L’expérimentation scientifique est la base d’une certaine conception de la science qui fait de cette dernière l’image même de la vérité décrite par des faits irréfutable. Entendons-la décrite par le grand chimiste Chevreul, qui fut à l’origine avec le médecin Claude Bernard de la méthodologie expérimentale.

« Un phénomène frappe vos sens ; vous l’observez avec l’intention d’en découvrir la cause, et pour cela, vous en supposez une dont vous cherchez la vérification en instituant une expérience. Le raisonnement suggéré par l'observation des phénomènes institue donc des expériences (...), et ce raisonnement constitue la méthode que j’appelle expérimentale, parce qu’en définitive l’expérience est le contrôle, le critérium de l’exactitude du raisonnement dans la recherche des causes ou de la vérité ».

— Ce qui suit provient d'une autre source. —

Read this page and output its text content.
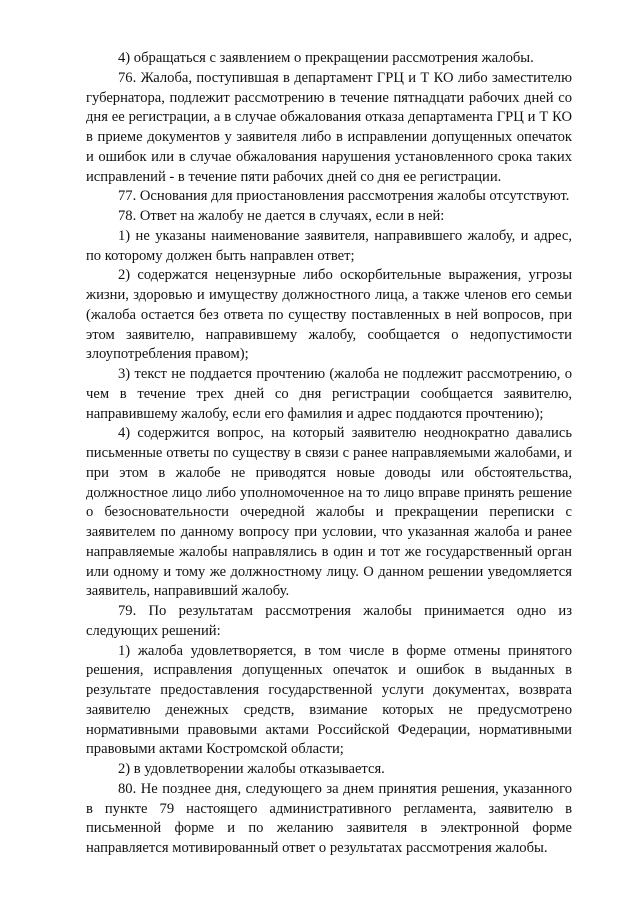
4) обращаться с заявлением о прекращении рассмотрения жалобы.

76. Жалоба, поступившая в департамент ГРЦ и Т КО либо заместителю губернатора, подлежит рассмотрению в течение пятнадцати рабочих дней со дня ее регистрации, а в случае обжалования отказа департамента ГРЦ и Т КО в приеме документов у заявителя либо в исправлении допущенных опечаток и ошибок или в случае обжалования нарушения установленного срока таких исправлений - в течение пяти рабочих дней со дня ее регистрации.

77. Основания для приостановления рассмотрения жалобы отсутствуют.

78. Ответ на жалобу не дается в случаях, если в ней:

1) не указаны наименование заявителя, направившего жалобу, и адрес, по которому должен быть направлен ответ;

2) содержатся нецензурные либо оскорбительные выражения, угрозы жизни, здоровью и имуществу должностного лица, а также членов его семьи (жалоба остается без ответа по существу поставленных в ней вопросов, при этом заявителю, направившему жалобу, сообщается о недопустимости злоупотребления правом);

3) текст не поддается прочтению (жалоба не подлежит рассмотрению, о чем в течение трех дней со дня регистрации сообщается заявителю, направившему жалобу, если его фамилия и адрес поддаются прочтению);

4) содержится вопрос, на который заявителю неоднократно давались письменные ответы по существу в связи с ранее направляемыми жалобами, и при этом в жалобе не приводятся новые доводы или обстоятельства, должностное лицо либо уполномоченное на то лицо вправе принять решение о безосновательности очередной жалобы и прекращении переписки с заявителем по данному вопросу при условии, что указанная жалоба и ранее направляемые жалобы направлялись в один и тот же государственный орган или одному и тому же должностному лицу. О данном решении уведомляется заявитель, направивший жалобу.

79. По результатам рассмотрения жалобы принимается одно из следующих решений:

1) жалоба удовлетворяется, в том числе в форме отмены принятого решения, исправления допущенных опечаток и ошибок в выданных в результате предоставления государственной услуги документах, возврата заявителю денежных средств, взимание которых не предусмотрено нормативными правовыми актами Российской Федерации, нормативными правовыми актами Костромской области;

2) в удовлетворении жалобы отказывается.

80. Не позднее дня, следующего за днем принятия решения, указанного в пункте 79 настоящего административного регламента, заявителю в письменной форме и по желанию заявителя в электронной форме направляется мотивированный ответ о результатах рассмотрения жалобы.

Or cette conception de la science se heurte à plusieurs difficultés : d’une part, il n’est pas forcément aisé de déduire d’une expérience « cruciale » la confirmation d’une hypothèse et d’une théorie, d’autre part cela implique de pouvoir isoler un parmi l’ensemble des facteurs qui concourent à l’établissement d’un phénomène. Dans certains cas, réaliser cet isolement (qui implique le laboratoire comme lieux protégé et « isolant » des perturbations externes) est impossible ou transforme le phénomène de telle sorte qu’aucune conclusion n’en peut être établie. Par exemple l’éthologie a établi d’une manière particulièrement parlante comment le comportement d’un animal pouvait être différent au naturel et enfermé dans le milieu artificiel d’un « laboratoire » qui seul rend possible l’expérience scientifique rendue canonique. On sait également que la méthode expérimentale est impossible à utiliser quand les faits à étudier varient en fonction d’une histoire plus ou moins longue, ou que le phénomène caractéristique est entaché de contingences multiples.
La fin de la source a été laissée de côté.